There is a considerable interest in developing disease-related biomarkers and applying them to improve patient care. Despite major investments in this area by granting agencies and commercial organizations, the yield has been disappointingly poor. The handful of cancer biomarkers that are used in the clinic today were discovered more than 40 years ago (9).
Previously, we and others commented on several reasons that contribute to newly discovered biomarker failures and identified pre-analytical, analytical, and post-analytical shortcomings which may affect a biomarker’s performance (10–17). In short, most of the failures are due to unrecognized biases/differences between the diseased and controlled clinical samples, the groups and numbers of patients and their clinical information, the analytical method used, and more recently, the way the data are interpreted (black box approach) (17, 18).
Recently, considerable efforts were made, to find ways to better reproduce published and seemingly promising biomarkers. It has been realized that a large number of manuscripts, published in even top-rated journals, describe false discovery (14). The number of retractions of manuscripts published in highly reputable journals is at the all-time high (19, 20).
One of the ways to decrease false discovery is to reproduce the findings, preferably independently, from the original investigators. This is not an easy task, since specific reagents and techniques may not be available to the validators. Also, this process is time-consuming and expensive. We proposed a simpler way to tackle the irreproducibility problem that we coined “the 5-year reflection” (21). Reproducing at least a fraction of high impact studies may reveal weaknesses which can lead to improved outcomes in the future.

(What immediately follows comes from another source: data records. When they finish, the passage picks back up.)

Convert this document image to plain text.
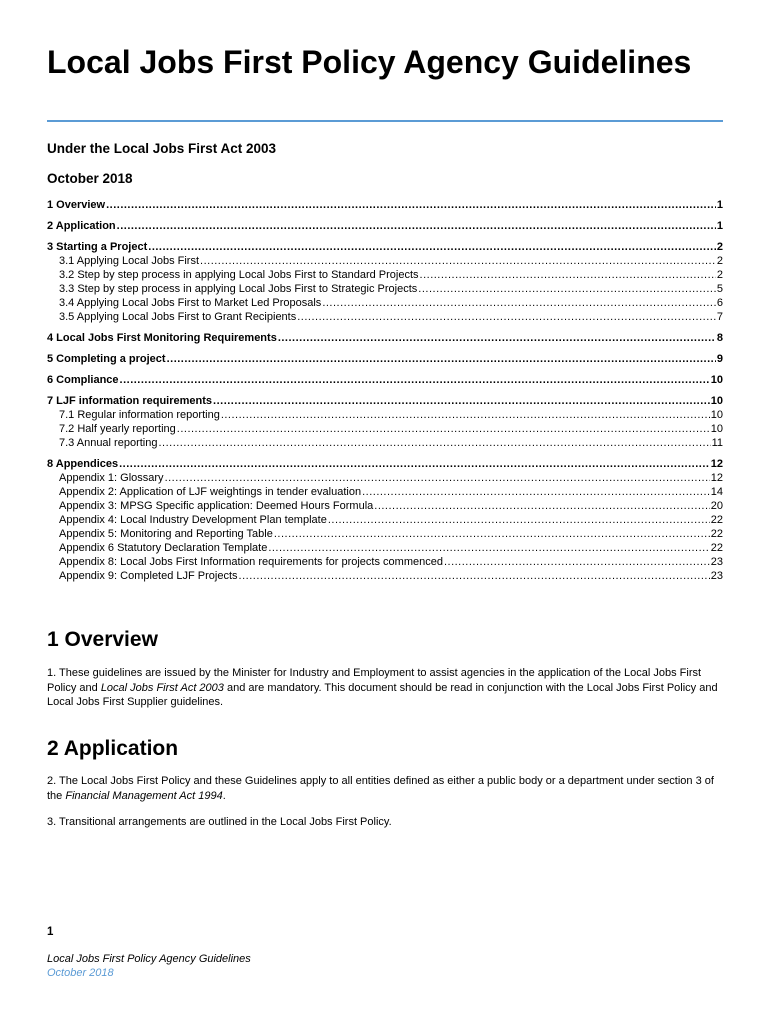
Local Jobs First Policy Agency Guidelines
Under the Local Jobs First Act 2003
October 2018
1 Overview .....	1
2 Application .....	1
3 Starting a Project .....	2
3.1 Applying Local Jobs First .....	2
3.2 Step by step process in applying Local Jobs First to Standard Projects .....	2
3.3 Step by step process in applying Local Jobs First to Strategic Projects .....	5
3.4 Applying Local Jobs First to Market Led Proposals .....	6
3.5 Applying Local Jobs First to Grant Recipients .....	7
4 Local Jobs First Monitoring Requirements .....	8
5 Completing a project .....	9
6 Compliance .....	10
7 LJF information requirements .....	10
7.1 Regular information reporting .....	10
7.2 Half yearly reporting .....	10
7.3 Annual reporting .....	11
8 Appendices .....	12
Appendix 1: Glossary .....	12
Appendix 2: Application of LJF weightings in tender evaluation .....	14
Appendix 3: MPSG Specific application: Deemed Hours Formula .....	20
Appendix 4: Local Industry Development Plan template .....	22
Appendix 5: Monitoring and Reporting Table .....	22
Appendix 6 Statutory Declaration Template .....	22
Appendix 8: Local Jobs First Information requirements for projects commenced .....	23
Appendix 9: Completed LJF Projects .....	23
1 Overview

1. These guidelines are issued by the Minister for Industry and Employment to assist agencies in the application of the Local Jobs First Policy and Local Jobs First Act 2003 and are mandatory. This document should be read in conjunction with the Local Jobs First Policy and Local Jobs First Supplier guidelines.

2 Application

2. The Local Jobs First Policy and these Guidelines apply to all entities defined as either a public body or a department under section 3 of the Financial Management Act 1994.

3. Transitional arrangements are outlined in the Local Jobs First Policy.

1
Local Jobs First Policy Agency Guidelines
October 2018
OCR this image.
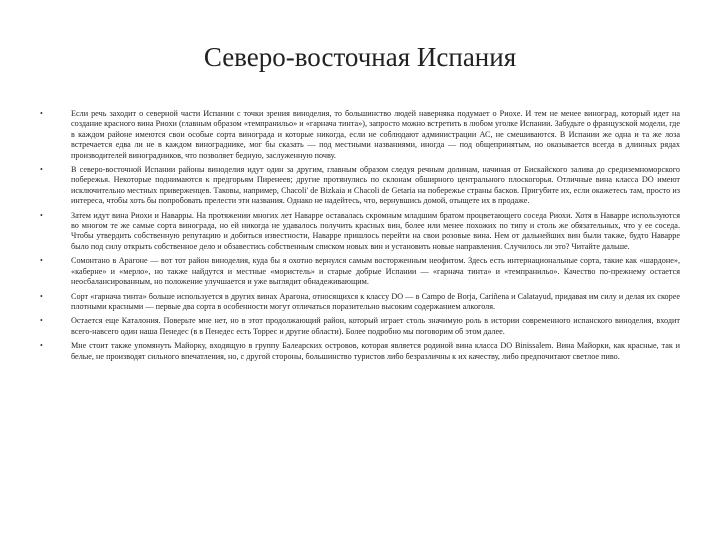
Северо-восточная Испания
•	Если речь заходит о северной части Испании с точки зрения виноделия, то большинство людей наверняка подумает о Риоxе. И тем не менее виноград, который идет на создание красного вина Риохи (главным образом «темпранильо» и «гарнача тинта»), запросто можно встретить в любом уголке Испании. Забудьте о французской модели, где в каждом районе имеются свои особые сорта винограда и которые никогда, если не соблюдают администрации АС, не смешиваются. В Испании же одна и та же лоза встречается едва ли не в каждом винограднике, мог бы сказать — под местными названиями, иногда — под общепринятым, но оказывается всегда в длинных рядах производителей виноградников, что позволяет бедную, заслуженную почву.
•	В северо-восточной Испании районы виноделия идут один за другим, главным образом следуя речным долинам, начиная от Бискайского залива до средиземноморского побережья. Некоторые поднимаются к предгорьям Пиренеев; другие протянулись по склонам обширного центрального плоскогорья. Отличные вина класса DO имеют исключительно местных приверженцев. Таковы, например, Chacoli' de Bizkaia и Chacoli de Getaria на побережье страны басков. Пригубите их, если окажетесь там, просто из интереса, чтобы хоть бы попробовать прелести эти названия. Однако не надейтесь, что, вернувшись домой, отыщете их в продаже.
•	Затем идут вина Риохи и Наварры. На протяжении многих лет Наварре оставалась скромным младшим братом процветающего соседа Риохи. Хотя в Наварре используются во многом те же самые сорта винограда, но ей никогда не удавалось получить красных вин, более или менее похожих по типу и столь же обязательных, что у ее соседа. Чтобы утвердить собственную репутацию и добиться известности, Наварре пришлось перейти на свои розовые вина. Нем от дальнейших вин были также, будто Наварре было под силу открыть собственное дело и обзавестись собственным списком новых вин и установить новые направления. Случилось ли это? Читайте дальше.
•	Сомонтано в Арагоне — вот тот район виноделия, куда бы я охотно вернулся самым восторженным неофитом. Здесь есть интернациональные сорта, такие как «шардоне», «каберне» и «мерло», но также найдутся и местные «мористель» и старые добрые Испании — «гарнача тинта» и «темпранильо». Качество по-прежнему остается неосбалансированным, но положение улучшается и уже выглядит обнадеживающим.
•	Сорт «гарнача тинта» больше используется в других винах Арагона, относящихся к классу DO — в Campo de Borja, Cariñena и Calatayud, придавая им силу и делая их скорее плотными красными — первые два сорта в особенности могут отличаться поразительно высоким содержанием алкоголя.
•	Остается еще Каталония. Поверьте мне нет, но в этот продолжающий район, который играет столь значимую роль в истории современного испанского виноделия, входит всего-навсего один наша Пенедес (в в Пенедес есть Торрес и другие области). Более подробно мы поговорим об этом далее.
•	Мне стоит также упомянуть Майорку, входящую в группу Балеарских островов, которая является родиной вина класса DO Binissalem. Вина Майорки, как красные, так и белые, не производят сильного впечатления, но, с другой стороны, большинство туристов либо безразличны к их качеству, либо предпочитают светлое пиво.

In the paper under discussion, Shen et al. tried to identify new biomarkers for glioma by collecting blood samples from the peripheral circulation and from glioma arteries and veins in the vicinity of the tumor. Tissue samples were also collected. To validate their discovery data, they collected samples that were not used in the discovery phase.
In our previous work, we described the identification of glioma biomarkers by a different proteomic technique, the PEA (6, 8). Taking these results, we then examined which of the proteins identified by Shen et al. and showed biomarker promise, were in the PEA panel. Surprisingly, we found no overlap between the candidates in the two studies. Even the best putative biomarker selected by Shen et al. (SERPINA6) showed no differences between gliomas and meningiomas in our patients. Additional analyses have shown that SERPINA6 concentration was no different between the tumoral and peritumoral tissue. To explain some of these discrepancies, we suggest that stricter quantitative technologies are likely needed to identify differences between glioma and non-glioma patients in the discovery phase, with emphasis to be given to clinical utility.
Regarding the diagnostic power of SERPINA6, the sensitivity and specificity of the test was about 88%. This led the authors to conclude that it may be suitable for clinical use. However, even these seemingly high sensitivities and specificities are likely not enough for clinical use, as we exemplified elsewhere (2–4). Moreover, for a biomarker to be promising it needs to have clinical utility that complements statistical significance. A clinically useful biomarker needs to have either very high specificity + good sensitivity or very high sensitivity + good specificity. Simply put, having a significant difference in median/mean value between groups, does not confer clinical utility.
We conclude that the biomarkers identified by Shen et al. (1) were not successfully validated with our own sets of data from glioma and meningioma patients and the characteristics of the test, as published, is not sufficient to warrant any clinical applications at present.